The technology may sound complicated but it is surprisingly easy to upgrade terminals to make sure they are compatible.

Apple Pay and Google Pay require an NFC capable terminal and retailers can request that their software is updated to make it compatible if it is not already. Samsung Pay works with both NFC and any magnetic stripe payment terminal, which can also be updated to make them compatible.

Apple Pay has been in the UK since July 2015, while Google Pay and Samsung pay launched in May 2016 and May 2017 respectively. Industry analysts believe the early launch of Apple Pay has given it an early lead when it comes to take up.

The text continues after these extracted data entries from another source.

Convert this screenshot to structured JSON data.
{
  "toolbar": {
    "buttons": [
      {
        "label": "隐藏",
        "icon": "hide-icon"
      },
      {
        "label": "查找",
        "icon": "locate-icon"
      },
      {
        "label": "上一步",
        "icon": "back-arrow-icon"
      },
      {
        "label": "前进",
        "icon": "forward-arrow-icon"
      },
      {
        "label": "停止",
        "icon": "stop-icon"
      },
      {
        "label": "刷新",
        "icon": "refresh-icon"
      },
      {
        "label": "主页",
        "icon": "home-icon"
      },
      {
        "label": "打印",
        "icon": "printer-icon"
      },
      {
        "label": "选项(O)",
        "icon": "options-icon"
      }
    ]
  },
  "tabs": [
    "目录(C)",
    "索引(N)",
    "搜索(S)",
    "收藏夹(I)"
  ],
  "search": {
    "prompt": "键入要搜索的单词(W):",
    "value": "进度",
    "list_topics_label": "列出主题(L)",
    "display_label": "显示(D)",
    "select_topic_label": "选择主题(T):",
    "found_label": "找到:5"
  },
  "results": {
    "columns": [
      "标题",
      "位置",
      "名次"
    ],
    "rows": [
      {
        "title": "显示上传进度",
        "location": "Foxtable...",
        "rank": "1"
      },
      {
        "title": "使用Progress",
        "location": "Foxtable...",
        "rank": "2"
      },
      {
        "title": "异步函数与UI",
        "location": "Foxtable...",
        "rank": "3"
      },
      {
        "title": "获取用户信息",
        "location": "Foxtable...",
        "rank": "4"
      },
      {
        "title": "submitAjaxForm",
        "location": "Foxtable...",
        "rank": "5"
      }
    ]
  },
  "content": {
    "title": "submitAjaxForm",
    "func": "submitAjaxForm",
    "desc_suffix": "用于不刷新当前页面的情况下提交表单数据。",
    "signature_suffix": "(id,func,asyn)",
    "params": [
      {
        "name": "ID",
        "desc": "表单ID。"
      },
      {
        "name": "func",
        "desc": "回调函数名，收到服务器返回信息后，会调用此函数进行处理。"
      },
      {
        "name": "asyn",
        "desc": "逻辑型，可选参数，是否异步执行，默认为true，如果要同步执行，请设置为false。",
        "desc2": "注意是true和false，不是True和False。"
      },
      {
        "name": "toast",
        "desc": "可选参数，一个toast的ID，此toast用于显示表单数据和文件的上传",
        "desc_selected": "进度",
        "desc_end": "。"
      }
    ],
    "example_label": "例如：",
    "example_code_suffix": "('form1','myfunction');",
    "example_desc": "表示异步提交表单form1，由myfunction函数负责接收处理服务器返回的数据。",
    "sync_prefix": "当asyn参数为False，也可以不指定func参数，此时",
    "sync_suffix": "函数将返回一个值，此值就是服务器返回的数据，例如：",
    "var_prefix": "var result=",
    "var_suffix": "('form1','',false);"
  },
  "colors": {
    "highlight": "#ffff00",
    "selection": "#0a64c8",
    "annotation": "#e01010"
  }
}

While the user numbers may seem relatively small now they are expected to grow fast. The number of Apple Pay users worldwide is estimated to be about 86 million, compared to Google Pay’s 24 million, according to predictions from research firm Juniper Research.

WorldPay predicts the use of smartphones as a means of making purchases will increase by 50% over the next five years.

The widest adoption of mobile payments is, unsurprisingly, among younger groups like millennials. The size and buying power of the millennial generation means it would be wise for a pharmacy to become comfortable taking mobile payments or else risk people taking their custom elsewhere.

The ease and low costs at which it is possible to install both contactless and mobile payment technology means it would be foolhardy for a pharmacy to dismiss it. Consumers clearly love the technology. There is no holding back the tide.